Selon un rapport publié par Jean-Charles Brisard, expert en terrorisme international, 82 % des revenus financiers de l’Etat islamique proviennent directement des ressources à sa disposition. À l’intérieur de ce pourcentage, 38 % des recettes financières de Daech sont générées par la vente de pétrole au marché noir. Grâce à la conquête de champs pétrolifères en Syrie et en Irak, parmi lesquels des sites majeurs comme Al-Omar, Raqqa et Deir Ezzor, l’organisation terroriste a rapidement été en mesure de s’autofinancer.
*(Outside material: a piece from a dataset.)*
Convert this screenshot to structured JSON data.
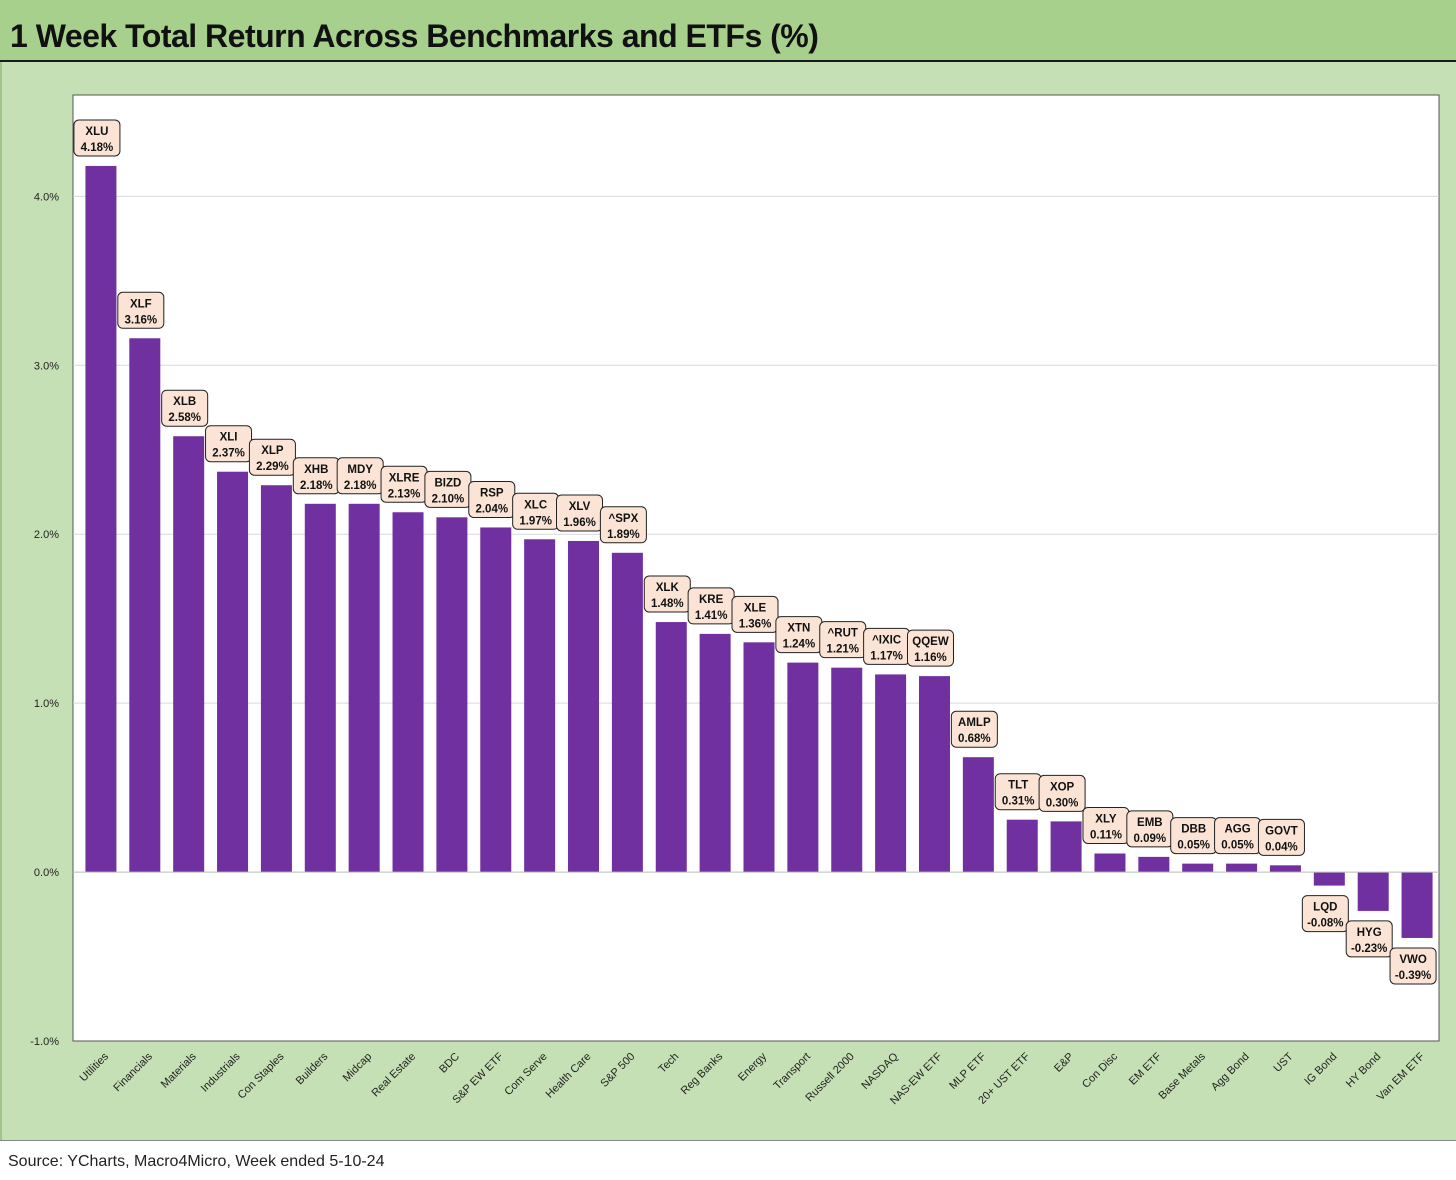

Contrairement à Al-Qaïda, dont la survie économique était assurée grâce à des donations privées, locales ou internationales ainsi que par les rançons obtenues grâce aux prises d’otages, l’Etat islamique finance de manière automne « sa croisade » au Moyen-Orient et en Europe.  

Des revenus considérables

Les djihadistes contrôlent une vingtaine de puits en Irak en Syrie, soit 10 % de la production irakienne et 60 % de la production syrienne. L’exploitation de pétrole rapporterait entre 500 000 et un million d’euros par jour. Selon une grande enquête publiée par le Financial Times, Daech produirait entre 34 000 et 40 000 barils de pétrole brut par jour. Vendu en dessous des prix du marché, entre 15 et 40 dollars le baril selon sa qualité, ce pétrole est exporté vers les pays traditionnellement clients de l’Irak, ce qui inclut donc certains États de l’Union européenne. En septembre 2014, dans une déclaration qui avait fait beaucoup de bruit, Jana Hybaskova, ambassadrice de l’Union européenne en Irak, avait d’ailleurs affirmé que « certains Etats membres de l’UE achètent le pétrole à Daech ».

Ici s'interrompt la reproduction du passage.